My initial reaction to Ask the Masters, which emerged in April 2019 as a Facebook page promising informative podcasts that have popped up steadily for months now, was strongly positive: To me, it was as though top-flight watershaping had jumped directly onstage in the modern media space for the very first time. Co-founder Dave Penton spoke of it more modestly as an outgrowth of the interactive Forum concept that had been so beneficial on the Genesis web site for many years – but which had slowed down considerably as its most active participants found other ways to share their knowledge.

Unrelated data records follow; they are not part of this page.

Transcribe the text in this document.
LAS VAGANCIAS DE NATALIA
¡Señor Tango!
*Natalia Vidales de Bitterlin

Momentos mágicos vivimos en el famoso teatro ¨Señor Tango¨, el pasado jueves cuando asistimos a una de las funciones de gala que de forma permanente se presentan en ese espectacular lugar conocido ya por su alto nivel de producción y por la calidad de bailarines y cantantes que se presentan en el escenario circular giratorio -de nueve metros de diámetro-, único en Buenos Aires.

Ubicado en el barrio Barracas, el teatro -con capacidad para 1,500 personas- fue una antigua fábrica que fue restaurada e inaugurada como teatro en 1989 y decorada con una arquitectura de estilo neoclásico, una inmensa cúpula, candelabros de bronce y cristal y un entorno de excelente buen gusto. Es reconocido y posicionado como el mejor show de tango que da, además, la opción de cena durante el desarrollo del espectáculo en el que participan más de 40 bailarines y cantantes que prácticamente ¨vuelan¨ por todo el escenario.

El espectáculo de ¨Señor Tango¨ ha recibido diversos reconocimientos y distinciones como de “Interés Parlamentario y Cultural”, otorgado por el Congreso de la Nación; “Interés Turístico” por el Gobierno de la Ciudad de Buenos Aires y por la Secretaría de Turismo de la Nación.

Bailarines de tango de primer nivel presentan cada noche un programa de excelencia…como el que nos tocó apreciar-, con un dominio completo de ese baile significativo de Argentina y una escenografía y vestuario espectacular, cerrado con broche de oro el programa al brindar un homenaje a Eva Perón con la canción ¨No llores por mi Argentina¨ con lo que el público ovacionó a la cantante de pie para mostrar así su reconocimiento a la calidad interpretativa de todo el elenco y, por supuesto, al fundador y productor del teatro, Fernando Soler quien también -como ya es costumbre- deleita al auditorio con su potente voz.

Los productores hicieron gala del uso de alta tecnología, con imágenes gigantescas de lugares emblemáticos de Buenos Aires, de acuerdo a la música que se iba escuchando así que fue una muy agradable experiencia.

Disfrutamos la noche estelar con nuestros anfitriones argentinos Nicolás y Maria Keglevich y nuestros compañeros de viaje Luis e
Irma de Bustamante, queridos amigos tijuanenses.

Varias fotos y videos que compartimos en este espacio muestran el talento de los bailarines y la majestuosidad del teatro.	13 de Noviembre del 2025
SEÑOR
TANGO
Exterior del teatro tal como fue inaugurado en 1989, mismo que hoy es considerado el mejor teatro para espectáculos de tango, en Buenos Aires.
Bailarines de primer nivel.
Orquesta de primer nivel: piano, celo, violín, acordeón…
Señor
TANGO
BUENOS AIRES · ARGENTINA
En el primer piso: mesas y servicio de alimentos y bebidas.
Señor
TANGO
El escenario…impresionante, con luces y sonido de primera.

The objective with ATM, he said, was to rekindle a Forum-type dialogue in more direct, accessible, personal ways by creating podcasts and events that push faces and voices into the mix and give him and his fellow masters in the Society of Watershape Designers a means of speaking directly with more people than they could ever reach while teaching classes or chatting with folks at trade shows and meetings.

Beyond having what I selfishly consider to be a great name, Watershape University is dedicated to changing the way craft-related information flows through the industry. So alongside an existing system that mostly teaches a company’s top brass how to do a better job at watershaping and then relies on those individuals to push education, information and governing philosophies down into company ranks, WU co-founders Bill Drakeley and Dave Peterson intend to teach whole companies how to get things right on a job site.

As I told them, this top-to-bottom approach was a core principle for us in starting WaterShapes: Our objective from the beginning has been to democratize information and make it accessible to anyone who had an interest in how the best practitioners put pools, ponds, fountains and other waterfeatures together. Anyone in the trades could subscribe to our dearly-departed magazine or visit our still-burgeoning web site, and we’ve always seen our primary mission as education.

A nice side benefit of the WU approach to education is that it promises to give operatives within companies a greater sense of involvement in their companies’ goals – a buy-in that creates loyalty and dedication while also injecting superior ambitions into companies that can become far healthier and more integrated as a result.

Of course, these recent events have implications that have yet to play out, but let me say this: I see both the launching of Ask the Masters and the announcement of Watershape University as inevitabilities. It is time, in other words, for next steps to be taken and for the process that began when Genesis took form to keep branching out.

Back in 1998, Genesis was indisputably revolutionary. The rest of all this – the Society of Watershape Designers within Genesis and Ask the Masters and Watershape University beyond it – has been evolutionary. It’s about momentum, not mutiny. But my labeling of this as inevitable doesn’t diminish the boldness or achievements of those who’ve stepped up to drive change within and around the Genesis organization. It’s just to say that those who didn’t see something like this coming just haven’t been following the ball.

I am not clairvoyant and have no set ideas about where all of this is heading, but I have to say my interest is piqued and I’ll be following these developments with an animation I haven’t mustered in quite some time. Change can be challenging and will doubtless be painful for some. But it can also be exhilarating – and great fun to watch!